On Purser’s retirement in 1940, O’Brien became manager of An Túr Gloine, which she purchased with its contents for £235 in 1944. From 1954 onwards, she rented a section of the premises to stained-glass artist Patrick Pollen. A window designed by O’Brien in memory of her friend Bishop Harry Vere White (1853–1941) was placed in St Bartholomew’s church, Clyde Rd, Dublin (1942). She completed a window depicting St Francis of Assisi for a new church in South Kinacop, Nairobi, Kenya (1953), and showed stained glass at the 1953 Irish Exhibition of Living Art. One of her most attractive windows, ‘The sower’, was placed in Killoughter protestant church, Redhills, Co. Cavan, in 1953; in this composition, the clear glass of the background alternates in colour dependent on the weather. She designed sixteen roundels including stations of the cross for St Helen’s church, Vero Beach, Florida, USA (1958). In 1958 she showed two windows at an exhibition of the Arts and Crafts Society of Ireland, and completed a window, ‘Our Lord and St Peter on the water’, for Christ church, Gorey, Co. Wexford.

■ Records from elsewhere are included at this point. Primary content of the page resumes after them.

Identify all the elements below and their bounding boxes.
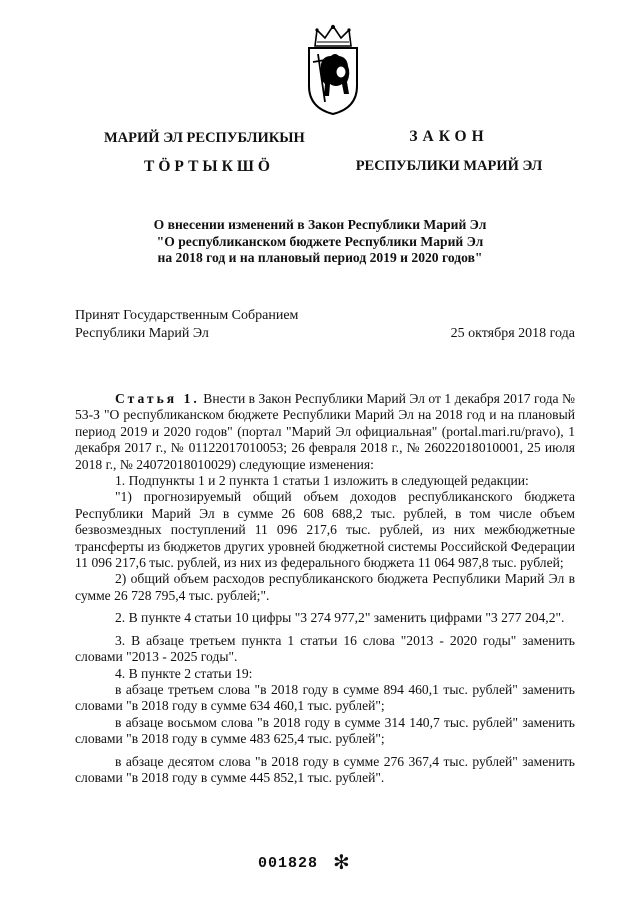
item-3: 3. В абзаце третьем пункта 1 статьи 16 слова "2013 - 2020 годы" заменить словами "2013 - 2025 годы". <box>75 632 575 665</box>
item-4-a: в абзаце третьем слова "в 2018 году в сумме 894 460,1 тыс. рублей" заменить словами "в 2018 году в сумме 634 460,1 тыс. рублей"; <box>75 681 575 714</box>
header-right-line2: РЕСПУБЛИКИ МАРИЙ ЭЛ <box>355 158 543 174</box>
adoption-block <box>75 307 575 342</box>
header-left-line2: ТӦРТЫКШӦ <box>144 158 274 175</box>
article-body <box>75 391 575 786</box>
coat-of-arms-icon <box>303 24 363 116</box>
adoption-date: 25 октября 2018 года <box>450 325 575 341</box>
title-line2: "О республиканском бюджете Республики Марий Эл <box>156 233 484 249</box>
item-2: 2. В пункте 4 статьи 10 цифры "3 274 977,2" заменить цифрами "3 277 204,2". <box>115 610 565 626</box>
asterisk-mark: ✻ <box>333 850 350 874</box>
item-1-sub-1: "1) прогнозируемый общий объем доходов республиканского бюджета Республики Марий Эл в сумме 26 608 688,2 тыс. рублей, в том числе объем безвозмездных поступлений 11 096 217,6 тыс. рублей, из них межбюджетные трансферты из бюджетов других уровней бюджетной системы Российской Федерации 11 096 217,6 тыс. рублей, из них из федерального бюджета 11 064 987,8 тыс. рублей; <box>75 489 575 571</box>
item-1-sub-2: 2) общий объем расходов республиканского бюджета Республики Марий Эл в сумме 26 728 795,4 тыс. рублей;". <box>75 571 575 603</box>
item-4-c: в абзаце десятом слова "в 2018 году в сумме 276 367,4 тыс. рублей" заменить словами "в 2018 году в сумме 445 852,1 тыс. рублей". <box>75 753 575 785</box>
adoption-line1: Принят Государственным Собранием <box>75 308 299 323</box>
item-4-b: в абзаце восьмом слова "в 2018 году в сумме 314 140,7 тыс. рублей" заменить словами "в 2018 году в сумме 483 625,4 тыс. рублей"; <box>75 714 575 747</box>
document-title <box>70 217 570 267</box>
item-4: 4. В пункте 2 статьи 19: <box>115 665 253 681</box>
article-label: Статья 1. <box>115 391 200 406</box>
article-intro <box>75 391 575 473</box>
header-left-line1: МАРИЙ ЭЛ РЕСПУБЛИКЫН <box>104 130 305 146</box>
item-1: 1. Подпункты 1 и 2 пункта 1 статьи 1 изложить в следующей редакции: <box>115 473 529 489</box>
header-right-line1: ЗАКОН <box>409 128 489 145</box>
article-intro-text: Внести в Закон Республики Марий Эл от 1 декабря 2017 года № 53-З "О республиканском бюджете Республики Марий Эл на 2018 год и на плановый период 2019 и 2020 годов" (портал "Марий Эл официальная" (portal.mari.ru/pravo), 1 декабря 2017 г., № 01122017010053; 26 февраля 2018 г., № 26022018010001, 25 июля 2018 г., № 24072018010029) следующие изменения: <box>75 391 575 472</box>
title-line1: О внесении изменений в Закон Республики Марий Эл <box>153 217 487 232</box>
adoption-line2: Республики Марий Эл <box>75 325 209 341</box>
title-line3: на 2018 год и на плановый период 2019 и 2020 годов" <box>157 250 483 265</box>
serial-number: 001828 <box>258 855 319 872</box>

The Túr Gloine studios were damaged by fire in 1958; she rebuilt them the following year and resumed business.
A prominent member of the Soroptomist Club, a group of professional and business women, O’Brien also belonged to the Guild of Irish Art Workers. Her last completed work was a three-light window for St Multose’s church, Kinsale, Co. Cork (1962). A commission from President Éamon de Valera for two windows for the private chapel of Áras an Uachtaráin was unfinished at her death. She died 18 July 1963 at Sir Patrick Dun’s hospital, Dublin, and was buried in Whitechurch graveyard, Co. Dublin. A window designed in her memory by Pollen is in the St Laurence O’Toole chapel, Christ Church cathedral, Dublin, where she made floral arrangements for some forty years. Notebooks including some 150 of her drawings for An Túr Gloine are in the NGI.